Gambling Commission to Make Online Gambling Safer

The UK Gambling Commission is to introduce regulations that will make online gambling safer than ever before. The proposals will give children better protection and decrease the risks for vulnerable consumers.

On Monday, the UK Gambling Commission announced new plans to create a safer environment for the nation’s online gamblers. Proposals being drawn up will provide greater protection for children and reduce the risks to vulnerable consumers. The Commission will also strengthen measures already in force by recommending earlier intervention to keep vulnerable consumers from causing themselves harm.

Statistics provided by the Gambling Commission show that industry profits from the online gambling sector have increased by 10% to £4.7bn ($6.69bn) within the last year alone. Participation by the public continues to increase, from 15.5% in 2014 to just over 18% in 2017. The Gambling Commission estimates that as many as nine million people in Britain log online to enjoy gambling.

In a statement on the new proposals, the chief executive of the Gambling Commission, Neil McArthur, said: “Britain has the largest regulated online gambling market in the world, and we are continually looking for ways to make it ever fairer and safer for consumers.

“The proposals we have announced today are intended to protect children better, reduce the risks to vulnerable consumers and build on the measures we already impose on operators to know their customers and intervene at an earlier stage before consumers experience harm.”

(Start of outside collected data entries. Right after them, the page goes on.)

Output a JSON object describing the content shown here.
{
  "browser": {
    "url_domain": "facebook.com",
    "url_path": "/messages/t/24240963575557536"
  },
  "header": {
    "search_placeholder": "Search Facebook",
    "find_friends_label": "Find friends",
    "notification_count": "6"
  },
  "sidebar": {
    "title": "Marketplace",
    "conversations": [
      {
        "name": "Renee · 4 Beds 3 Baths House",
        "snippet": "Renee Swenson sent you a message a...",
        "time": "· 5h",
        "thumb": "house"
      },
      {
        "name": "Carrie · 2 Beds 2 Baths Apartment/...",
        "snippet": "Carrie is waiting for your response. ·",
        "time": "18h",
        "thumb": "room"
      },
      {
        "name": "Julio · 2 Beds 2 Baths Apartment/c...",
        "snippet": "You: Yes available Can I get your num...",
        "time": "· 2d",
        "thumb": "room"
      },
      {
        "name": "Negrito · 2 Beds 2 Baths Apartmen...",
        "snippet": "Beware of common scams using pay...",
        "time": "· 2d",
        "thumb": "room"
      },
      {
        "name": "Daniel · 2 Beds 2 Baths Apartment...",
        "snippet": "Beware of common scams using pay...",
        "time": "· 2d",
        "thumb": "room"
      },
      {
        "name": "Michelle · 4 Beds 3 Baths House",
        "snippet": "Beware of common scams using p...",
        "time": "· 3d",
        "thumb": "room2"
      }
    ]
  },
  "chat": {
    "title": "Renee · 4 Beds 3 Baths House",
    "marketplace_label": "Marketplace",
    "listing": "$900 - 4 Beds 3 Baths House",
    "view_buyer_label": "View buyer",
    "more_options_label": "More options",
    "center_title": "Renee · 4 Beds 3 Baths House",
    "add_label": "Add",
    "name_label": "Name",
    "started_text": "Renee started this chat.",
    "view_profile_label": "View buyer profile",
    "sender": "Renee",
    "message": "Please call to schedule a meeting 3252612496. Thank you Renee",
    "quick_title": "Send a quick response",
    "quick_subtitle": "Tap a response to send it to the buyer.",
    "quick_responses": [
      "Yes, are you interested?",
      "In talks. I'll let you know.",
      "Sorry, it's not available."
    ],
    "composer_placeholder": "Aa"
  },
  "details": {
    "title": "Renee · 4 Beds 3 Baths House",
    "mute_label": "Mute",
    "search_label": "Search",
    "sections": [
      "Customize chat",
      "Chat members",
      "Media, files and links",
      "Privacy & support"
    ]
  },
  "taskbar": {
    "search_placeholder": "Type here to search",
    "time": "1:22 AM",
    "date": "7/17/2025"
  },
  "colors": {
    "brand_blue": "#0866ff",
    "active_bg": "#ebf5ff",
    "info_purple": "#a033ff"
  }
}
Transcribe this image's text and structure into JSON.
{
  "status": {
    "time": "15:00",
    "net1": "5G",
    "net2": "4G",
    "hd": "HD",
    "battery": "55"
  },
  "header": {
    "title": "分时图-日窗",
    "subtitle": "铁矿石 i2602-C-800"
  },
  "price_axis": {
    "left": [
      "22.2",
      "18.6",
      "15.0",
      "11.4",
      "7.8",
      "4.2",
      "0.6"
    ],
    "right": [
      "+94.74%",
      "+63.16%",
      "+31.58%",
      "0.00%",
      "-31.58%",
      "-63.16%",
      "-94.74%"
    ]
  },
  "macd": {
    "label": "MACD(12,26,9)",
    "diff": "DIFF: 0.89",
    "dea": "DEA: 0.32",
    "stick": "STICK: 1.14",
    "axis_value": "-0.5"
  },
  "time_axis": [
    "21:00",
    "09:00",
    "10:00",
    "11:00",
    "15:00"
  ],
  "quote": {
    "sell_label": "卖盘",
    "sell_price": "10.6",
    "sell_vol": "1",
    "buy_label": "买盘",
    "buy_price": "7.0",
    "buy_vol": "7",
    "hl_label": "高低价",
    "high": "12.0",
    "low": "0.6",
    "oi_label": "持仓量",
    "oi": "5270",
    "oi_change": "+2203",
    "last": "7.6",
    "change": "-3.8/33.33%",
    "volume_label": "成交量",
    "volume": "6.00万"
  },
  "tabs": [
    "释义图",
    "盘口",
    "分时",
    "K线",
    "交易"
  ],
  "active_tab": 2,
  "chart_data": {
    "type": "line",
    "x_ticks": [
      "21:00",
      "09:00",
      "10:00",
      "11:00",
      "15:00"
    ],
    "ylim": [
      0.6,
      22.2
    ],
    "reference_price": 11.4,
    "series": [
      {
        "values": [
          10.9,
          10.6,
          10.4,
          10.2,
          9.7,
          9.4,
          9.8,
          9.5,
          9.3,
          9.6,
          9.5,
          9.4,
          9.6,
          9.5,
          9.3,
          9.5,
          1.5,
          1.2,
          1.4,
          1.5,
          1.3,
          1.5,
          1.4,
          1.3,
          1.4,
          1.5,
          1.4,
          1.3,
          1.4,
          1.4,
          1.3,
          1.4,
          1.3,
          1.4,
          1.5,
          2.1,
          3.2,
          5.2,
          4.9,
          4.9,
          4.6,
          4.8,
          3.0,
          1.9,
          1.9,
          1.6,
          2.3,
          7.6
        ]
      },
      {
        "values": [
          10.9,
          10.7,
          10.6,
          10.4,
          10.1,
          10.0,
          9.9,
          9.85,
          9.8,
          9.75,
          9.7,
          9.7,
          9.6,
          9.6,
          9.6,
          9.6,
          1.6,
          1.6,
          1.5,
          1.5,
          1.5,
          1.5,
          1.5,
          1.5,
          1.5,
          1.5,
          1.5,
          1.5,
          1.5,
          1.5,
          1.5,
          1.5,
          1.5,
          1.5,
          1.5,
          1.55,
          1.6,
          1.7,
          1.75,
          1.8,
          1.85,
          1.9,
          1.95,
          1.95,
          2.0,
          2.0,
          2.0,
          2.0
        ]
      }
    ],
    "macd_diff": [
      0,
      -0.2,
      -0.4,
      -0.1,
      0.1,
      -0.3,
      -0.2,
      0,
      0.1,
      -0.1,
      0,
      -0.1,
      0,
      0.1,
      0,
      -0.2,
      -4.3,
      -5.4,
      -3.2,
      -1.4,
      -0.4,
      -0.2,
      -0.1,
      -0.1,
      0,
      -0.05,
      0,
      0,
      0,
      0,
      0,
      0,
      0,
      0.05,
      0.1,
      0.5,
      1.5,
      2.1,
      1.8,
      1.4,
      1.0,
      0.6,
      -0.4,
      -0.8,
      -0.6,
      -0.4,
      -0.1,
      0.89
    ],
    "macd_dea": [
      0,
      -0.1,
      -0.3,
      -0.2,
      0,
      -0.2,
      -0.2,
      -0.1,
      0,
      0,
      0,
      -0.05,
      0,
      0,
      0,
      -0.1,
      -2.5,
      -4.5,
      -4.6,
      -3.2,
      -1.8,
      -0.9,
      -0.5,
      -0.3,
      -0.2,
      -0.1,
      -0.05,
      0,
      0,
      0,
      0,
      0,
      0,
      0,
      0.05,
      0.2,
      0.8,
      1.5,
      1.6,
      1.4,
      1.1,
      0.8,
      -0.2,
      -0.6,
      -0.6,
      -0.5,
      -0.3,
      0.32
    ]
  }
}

Gambling Commission to Make Online Gaming Safer

Proposed changes and action

The Gambling Commission has covered several areas in its proposals to provide a safer environment for iGaming. To further protect children, the GC will seek to ban operators from providing free-to-play demo games until the age of a consumer has been established. The commission also wants to speed up the age-verification process and make it more effective.

Limits will also be set on the amount consumers are allowed to spend before they have completed an affordability check.

The Gambling Commission plans to take on unacceptable marketing and advertising practices within the industry, including unfair terms. Complaints and dispute procedures will also be overhauled.

The Gambling Commission will work to strengthen requirements for consumer interaction for problem gamblers or those at risk of developing a gambling problem.

Further work this year

In the Gambling Commission review, additional areas of online gambling safety were identified for further work in 2018. The Commission plans to review the effectiveness of tools currently available for consumers to self-manage their gambling. In addition, it will review the characteristics of gambling products to identify whether or not certain features have a greater risk of harm to gamblers than others.

Customer funds protection requirements are to be reviewed with consideration given to whether current measures are sufficient for dormant accounts. The GC will be considering gambling credit – whether it should be retained or changed. Consideration will also be given to whether or not the Gambling Commission should make it easier for consumers to withdraw their funds.

Commenting on the new proposals, the Minister for Sport and Civil Society, Tracey Crouch said: “We are committed to ensuring the gambling industry is safe and sustainable. These proposals for additional regulations will strengthen the controls already in place and further safeguard children and vulnerable people from the risks of online gambling.”